Washington wants to tax your beer, again
When abused, alcohol poses serious health risks for alcoholics and those around them. That’s why each April since 1987 has been dubbed “Alcohol Awareness Month” as part of the federal government’s campaign to increase awareness of alcoholism and alcohol-related issues.
In recent years, however, the cause has lost its way. Over time, federal resources have been redirected from treating and preventing alcoholism to reducing alcohol consumption for everyone.
If there’s one agency with a clear anti-alcohol agenda, it’s the Centers for Disease Control and Prevention. The agency earned a spate of negative headlines earlier this year for its paternalistic drinking advice: Fertile, sexually active women shouldn’t drink any alcohol at all unless they’re on birth control.

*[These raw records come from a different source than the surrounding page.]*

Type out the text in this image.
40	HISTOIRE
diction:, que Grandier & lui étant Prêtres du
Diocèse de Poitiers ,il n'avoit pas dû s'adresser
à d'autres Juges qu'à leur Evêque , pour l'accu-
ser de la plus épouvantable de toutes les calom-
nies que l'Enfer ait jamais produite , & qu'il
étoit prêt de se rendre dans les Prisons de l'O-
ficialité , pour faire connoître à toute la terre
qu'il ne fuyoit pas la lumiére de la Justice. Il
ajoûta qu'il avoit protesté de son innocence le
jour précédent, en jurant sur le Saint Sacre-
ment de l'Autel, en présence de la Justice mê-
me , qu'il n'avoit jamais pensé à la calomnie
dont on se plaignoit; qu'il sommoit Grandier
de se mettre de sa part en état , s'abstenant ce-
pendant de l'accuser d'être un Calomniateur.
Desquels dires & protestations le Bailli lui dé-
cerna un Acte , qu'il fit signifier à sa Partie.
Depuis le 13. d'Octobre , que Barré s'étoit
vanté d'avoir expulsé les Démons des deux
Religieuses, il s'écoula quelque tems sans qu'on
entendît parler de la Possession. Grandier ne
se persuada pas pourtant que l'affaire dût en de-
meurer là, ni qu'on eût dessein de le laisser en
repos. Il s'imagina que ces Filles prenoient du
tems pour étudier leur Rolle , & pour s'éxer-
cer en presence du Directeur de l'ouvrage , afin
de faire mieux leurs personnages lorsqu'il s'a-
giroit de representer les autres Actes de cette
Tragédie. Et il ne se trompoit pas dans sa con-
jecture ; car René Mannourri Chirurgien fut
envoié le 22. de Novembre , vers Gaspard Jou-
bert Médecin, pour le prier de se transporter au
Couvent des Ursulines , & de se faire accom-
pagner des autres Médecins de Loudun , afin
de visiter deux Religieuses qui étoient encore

The CDC’s primary public health goal is to cut down on “excessive” and “heavy drinking.” For most Americans, those are terms that conjure up images of keg stands and shots, not a woman who has two glasses of wine on Saturday night instead of her usual single glass. To the CDC, both of those types of drinking pose major threats to public health and the economy.
So how much is too much drinking?
Adult men who have more than 14 drinks per week and women who have more than seven drinks in a week are classified as “heavy drinkers,” and adult men who consume five or more drinks on an occasion and women who consume more than four are “binge drinkers.” Combined with underage drinking and any alcohol use by pregnant women, the CDC says these drinkers cost the U.S. economy $249 billion annually.
At the CDC’s urging, state and local activist groups are using that extremely broad calculation to push lawmakers to raise the cost of drinking through higher alcohol taxes. But to what end?
At an “Alcohol Policy Conference” earlier this month, activists admitted that the goal of raising alcohol taxes isn’t just to curb drinking by those with alcohol abuse disorders. After all, those who are addicted to alcohol don’t care about price increases — they’re going to drink anyway. Instead, the goal is to cut alcohol consumption by everyone, even those who drink moderately and responsibly.
The CDC has played a significant role in helping activist groups lobby for higher taxes. In addition to calculating the “total cost” of drinking nationwide, the agency funded a project by the Center for Alcohol Marketing and Youth to create an “alcohol tax tool” showing how increasing alcohol taxes by five to 25 cents per drink would affect each state.
The agency also spends hundreds of thousands of dollars funding academic research in support of higher alcohol taxes. One CDC-funded study that has received significant attention found that increasing the alcohol tax in Maryland reduced gonorrhea rates by 24 percent. Never mind that the study’s conclusion doesn’t make any sense.
If making alcohol more expensive in Maryland actually reduced risky sexual behaviors that lead to sexually transmitted infections, you’d expect rates of other STIs to fall simultaneously. But that wasn’t the case — rates of syphilis actually went up significantly at the same time gonorrhea transmissions fell. Additionally, rates of gonorrhea fell in neighboring Delaware and Virginia even though the price of alcohol stayed the same in those states.
Though the CDC emphasizes “no amount of alcohol is safe,” research shows, and the U.S. Dietary Guidelines emphasize, that alcohol can still be part of a healthy diet when consumed in moderation. This Alcohol Awareness Month, instead of demonizing all drinking, let’s raise a glass to responsible alcohol consumption and encourage policymakers to redirect our tax dollars back to the true “heavy drinkers” and alcohol abusers who need our help the most.
Sarah Longwell is managing director of the American Beverage Institute, a Washington, D.C. restaurant trade association that defends the right to drink moderately and responsibly prior to driving.